Perla se disgustó al escuchar eso, ya que esperaba que ella y Rolando se marcharan juntos tras su victoria.
—¡Cállate! Definitivamente llegaré al fondo de esto. Si descubro que te has confabulado con Rolando, te meterás en un buen problema —dijo Gaetano con una mirada despiadada a Perla.
Sin embargo, el anciano juez volvió a hablar, interrumpiendo el baile de la victoria de Rolando.
—Sin embargo, como este año se ofrecerá una recompensa especial, la tercera ronda no es la última.
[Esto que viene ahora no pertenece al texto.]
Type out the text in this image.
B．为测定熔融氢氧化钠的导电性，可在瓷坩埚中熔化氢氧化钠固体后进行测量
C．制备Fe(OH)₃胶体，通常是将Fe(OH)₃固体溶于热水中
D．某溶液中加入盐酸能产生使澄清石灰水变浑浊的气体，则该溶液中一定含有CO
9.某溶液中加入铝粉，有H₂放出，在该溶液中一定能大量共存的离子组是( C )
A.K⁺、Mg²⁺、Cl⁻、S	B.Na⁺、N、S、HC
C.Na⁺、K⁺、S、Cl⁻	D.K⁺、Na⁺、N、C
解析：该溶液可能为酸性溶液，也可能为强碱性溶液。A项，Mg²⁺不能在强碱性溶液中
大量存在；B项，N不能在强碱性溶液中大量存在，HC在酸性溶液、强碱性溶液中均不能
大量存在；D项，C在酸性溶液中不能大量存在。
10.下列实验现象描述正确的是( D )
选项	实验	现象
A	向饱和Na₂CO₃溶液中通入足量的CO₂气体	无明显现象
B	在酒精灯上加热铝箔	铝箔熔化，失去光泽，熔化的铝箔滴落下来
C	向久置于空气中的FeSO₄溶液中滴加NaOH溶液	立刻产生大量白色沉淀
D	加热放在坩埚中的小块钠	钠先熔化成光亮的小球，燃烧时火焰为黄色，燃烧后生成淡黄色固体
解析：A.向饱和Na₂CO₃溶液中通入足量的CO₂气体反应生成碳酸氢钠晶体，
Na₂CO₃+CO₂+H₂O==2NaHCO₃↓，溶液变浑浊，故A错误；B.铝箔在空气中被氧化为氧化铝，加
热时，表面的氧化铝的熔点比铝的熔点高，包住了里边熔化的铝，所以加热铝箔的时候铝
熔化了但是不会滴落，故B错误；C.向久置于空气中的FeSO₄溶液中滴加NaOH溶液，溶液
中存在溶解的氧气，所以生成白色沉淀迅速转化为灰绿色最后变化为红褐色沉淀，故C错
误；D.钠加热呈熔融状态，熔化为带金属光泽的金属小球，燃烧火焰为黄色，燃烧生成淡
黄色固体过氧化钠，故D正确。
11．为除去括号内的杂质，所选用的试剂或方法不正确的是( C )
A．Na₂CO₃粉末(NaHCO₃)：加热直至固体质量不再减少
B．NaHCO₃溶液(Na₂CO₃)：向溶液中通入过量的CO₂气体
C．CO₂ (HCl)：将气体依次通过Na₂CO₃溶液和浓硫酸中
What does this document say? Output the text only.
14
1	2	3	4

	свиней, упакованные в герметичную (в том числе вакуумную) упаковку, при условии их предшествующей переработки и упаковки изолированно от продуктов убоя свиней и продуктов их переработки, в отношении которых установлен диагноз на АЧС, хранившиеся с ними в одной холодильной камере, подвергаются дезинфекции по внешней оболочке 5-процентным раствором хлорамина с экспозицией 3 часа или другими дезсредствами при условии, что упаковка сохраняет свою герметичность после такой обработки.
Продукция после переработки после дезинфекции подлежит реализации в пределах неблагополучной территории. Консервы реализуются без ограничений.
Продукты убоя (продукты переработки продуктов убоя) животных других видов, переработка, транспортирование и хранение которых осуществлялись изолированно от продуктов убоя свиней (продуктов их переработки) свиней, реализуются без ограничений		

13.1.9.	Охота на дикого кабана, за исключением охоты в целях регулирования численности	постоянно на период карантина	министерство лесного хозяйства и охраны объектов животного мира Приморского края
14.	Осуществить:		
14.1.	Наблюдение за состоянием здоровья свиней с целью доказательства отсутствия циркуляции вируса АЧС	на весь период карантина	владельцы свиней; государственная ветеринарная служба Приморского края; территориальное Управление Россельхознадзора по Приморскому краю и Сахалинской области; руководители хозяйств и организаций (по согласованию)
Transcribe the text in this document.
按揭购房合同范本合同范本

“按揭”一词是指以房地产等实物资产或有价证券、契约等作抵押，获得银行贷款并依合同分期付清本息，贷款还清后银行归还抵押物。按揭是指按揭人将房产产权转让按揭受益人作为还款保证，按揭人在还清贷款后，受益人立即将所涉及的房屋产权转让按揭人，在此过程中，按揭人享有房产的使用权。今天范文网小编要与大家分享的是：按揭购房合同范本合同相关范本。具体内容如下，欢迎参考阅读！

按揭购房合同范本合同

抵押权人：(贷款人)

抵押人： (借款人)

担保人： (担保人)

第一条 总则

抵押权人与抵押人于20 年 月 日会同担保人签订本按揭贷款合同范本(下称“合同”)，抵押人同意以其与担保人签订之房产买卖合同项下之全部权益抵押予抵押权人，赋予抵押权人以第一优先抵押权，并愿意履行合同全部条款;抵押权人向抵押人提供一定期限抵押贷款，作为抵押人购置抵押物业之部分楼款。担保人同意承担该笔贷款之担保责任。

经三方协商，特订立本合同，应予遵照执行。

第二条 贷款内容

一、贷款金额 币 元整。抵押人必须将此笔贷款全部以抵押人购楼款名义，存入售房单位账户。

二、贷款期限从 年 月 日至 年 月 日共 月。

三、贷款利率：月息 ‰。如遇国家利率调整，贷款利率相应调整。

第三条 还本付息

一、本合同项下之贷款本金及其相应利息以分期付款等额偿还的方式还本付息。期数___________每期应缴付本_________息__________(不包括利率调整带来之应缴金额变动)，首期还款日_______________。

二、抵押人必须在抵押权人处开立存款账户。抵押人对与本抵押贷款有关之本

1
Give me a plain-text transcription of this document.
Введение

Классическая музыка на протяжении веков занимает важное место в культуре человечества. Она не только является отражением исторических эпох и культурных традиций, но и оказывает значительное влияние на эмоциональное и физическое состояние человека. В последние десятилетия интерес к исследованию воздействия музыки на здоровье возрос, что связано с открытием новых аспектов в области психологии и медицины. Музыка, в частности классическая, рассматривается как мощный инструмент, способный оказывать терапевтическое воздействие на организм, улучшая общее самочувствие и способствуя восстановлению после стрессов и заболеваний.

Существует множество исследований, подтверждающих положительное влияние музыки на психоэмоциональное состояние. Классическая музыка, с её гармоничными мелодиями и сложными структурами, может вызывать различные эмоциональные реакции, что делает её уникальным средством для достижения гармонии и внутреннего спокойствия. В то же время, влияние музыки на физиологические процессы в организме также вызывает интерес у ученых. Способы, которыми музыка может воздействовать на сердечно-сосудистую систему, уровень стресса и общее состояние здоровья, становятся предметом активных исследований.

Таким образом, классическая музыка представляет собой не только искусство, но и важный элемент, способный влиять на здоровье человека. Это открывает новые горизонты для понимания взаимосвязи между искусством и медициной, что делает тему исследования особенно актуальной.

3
Tienen que pasar una cuarta.
Rolando se quedó helado ante la proclamación del anciano juez.
—¿Cómo puede haber un cuarto asalto? —gritó furioso—. Nunca hubo uno antes. ¿Están tratando de tomarme por tonto?
En respuesta, el anciano juez fulminó a Rolando con la mirada.
—Las reglas del concurso de la Feria de Alquimistas las decide Jeriva. Todo lo que tienes que hacer es darte la vuelta e irte si te niegas a aceptarlas. No te obligaremos a quedarte. Si quieres participar en el concurso, entonces debes acatar nuestras reglas. Espero que lo entiendas.
—¿He ganado para nada, entonces? —preguntó Rolando, contrariado.